JIT downstream credentials: every tools/call mints a short-lived RS256 bearer JWT (tenant-scoped workload identity) and rotates pooled downstream clients when a token nears expiry
Queryable Encryption for downstream secrets: routing_registry.env / command / args / metadata can be encrypted at rest with DEKs in encryption.__keyVault, backed by LocalStack AWS KMS (default Compose) or a local 96-byte master key
Embedding resiliency: retries + circuit breaker + lexical fallback when embedding providers are unavailable
Pluggable, admin-configurable embeddings: Ollama, OpenAI, Azure OpenAI, Voyage AI, and Google Gemini — switchable at runtime from the admin panel, with vector width auto-detected per provider (see Embeddings)
Layered guardrails: regex floor + optional semantic injection classifier over a versioned guardrail_signatures vector corpus, plus optional Presidio NER redaction
Semantic cache model provenance: cache entries are stamped with embedding_model / embedding_dim / embedding_version, with version-aware lookups and migration tooling
Default Ollama embeddings (nomic-embed-text) through http://host.docker.internal:11434
Demo downstream MCP servers: weather and orders
Observability: request IDs, JSON logs, Prometheus /metrics, prebuilt Prometheus alert rules, a provisioned Grafana dashboard (http://localhost:3000), OpenTelemetry tracing (ENABLE_TRACING=true) with spans around RPC handling and downstream hops, and health split (/health/live, /health/ready)
Delivery artifacts: k8s manifests, Helm chart, CI workflow (lint + format + types + 82% coverage gate), pre-commit, Ruff, and MyPy configuration

Prerequisites

Docker / Docker Compose
Ollama running on your host machine
Pulled embedding model:

ollama pull nomic-embed-text

Optional for ML NER redaction (GUARDRAIL_PII_NER_ENABLED=true):

pip install -e ".[guardrails-ml]"
python -m spacy download en_core_web_sm

Run

docker compose up --build

By default, Compose now starts localstack + kms-init and runs the gateway with Queryable Encryption enabled for routing_registry secret-bearing fields. The KMS key ARN is written to a shared volume and loaded through AWS_KMS_KEY_ARN_FILE=/kms-config/kms_key_id. Compose also runs secrets-init once and writes stable file-backed secrets for EMBEDDING_SECRET_FILE and ADMIN_SESSION_SECRET_FILE into the gateway_secrets volume (instead of relying on fallback secrets).

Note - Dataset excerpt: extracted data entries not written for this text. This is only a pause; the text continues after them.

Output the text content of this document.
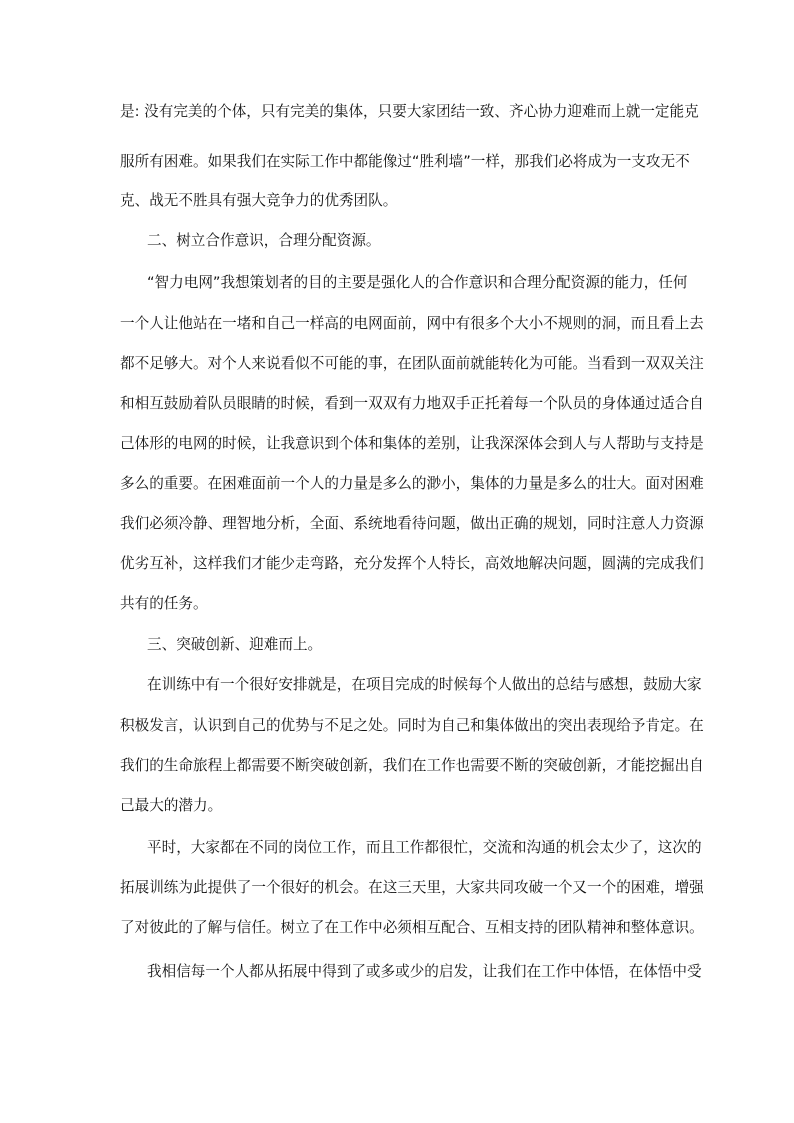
是: 没有完美的个体，只有完美的集体，只要大家团结一致、齐心协力迎难而上就一定能克
服所有困难。如果我们在实际工作中都能像过“胜利墙”一样，那我们必将成为一支攻无不
克、战无不胜具有强大竞争力的优秀团队。
二、树立合作意识，合理分配资源。
“智力电网”我想策划者的目的主要是强化人的合作意识和合理分配资源的能力，任何
一个人让他站在一堵和自己一样高的电网面前，网中有很多个大小不规则的洞，而且看上去
都不足够大。对个人来说看似不可能的事，在团队面前就能转化为可能。当看到一双双关注
和相互鼓励着队员眼睛的时候，看到一双双有力地双手正托着每一个队员的身体通过适合自
己体形的电网的时候，让我意识到个体和集体的差别，让我深深体会到人与人帮助与支持是
多么的重要。在困难面前一个人的力量是多么的渺小，集体的力量是多么的壮大。面对困难
我们必须冷静、理智地分析，全面、系统地看待问题，做出正确的规划，同时注意人力资源
优劣互补，这样我们才能少走弯路，充分发挥个人特长，高效地解决问题，圆满的完成我们
共有的任务。
三、突破创新、迎难而上。
在训练中有一个很好安排就是，在项目完成的时候每个人做出的总结与感想，鼓励大家
积极发言，认识到自己的优势与不足之处。同时为自己和集体做出的突出表现给予肯定。在
我们的生命旅程上都需要不断突破创新，我们在工作也需要不断的突破创新，才能挖掘出自
己最大的潜力。
平时，大家都在不同的岗位工作，而且工作都很忙，交流和沟通的机会太少了，这次的
拓展训练为此提供了一个很好的机会。在这三天里，大家共同攻破一个又一个的困难，增强
了对彼此的了解与信任。树立了在工作中必须相互配合、互相支持的团队精神和整体意识。
我相信每一个人都从拓展中得到了或多或少的启发，让我们在工作中体悟，在体悟中受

To use a local master key instead of LocalStack KMS:

# Generate a 96-byte QE local key (base64) and save it as a file.
python - <<'PY'
import base64, os
print(base64.b64encode(os.urandom(96)).decode())
PY

Set KMS_PROVIDER=local and QE_LOCAL_MASTER_KEY_FILE=/kms-config/local-master-key.b64 for bootstrap and gateway (see docker-compose.yml comments).

Docker Compose hardening map (the "near-perfect" path)

Use this progression to move from demo convenience toward production posture:

Keep file-backed secrets enabled (default): EMBEDDING_SECRET_FILE and ADMIN_SESSION_SECRET_FILE come from gateway_secrets.
Use cloud embedding providers over HTTPS for real workloads:
- set EMBEDDING_PROVIDER=openai|azure_openai|voyage|gemini
- mount EMBEDDING_API_KEY_FILE (never hardcode the key in compose).
Turn on real auth: switch from AUTH_MODE=disabled to hs256 or jwks, set issuer/audience, and disable wildcard CORS.
Pin explicit origins and proxy trust:
- CORS_ALLOW_ORIGINS=https://your-app.example.com
- FORWARDED_ALLOW_IPS=<your-ingress-cidr>
Graduate to production deployment docs: DEPLOYMENT.md + PRODUCTION.md + SECURITY.md for full hardening, key rotation, and network policy.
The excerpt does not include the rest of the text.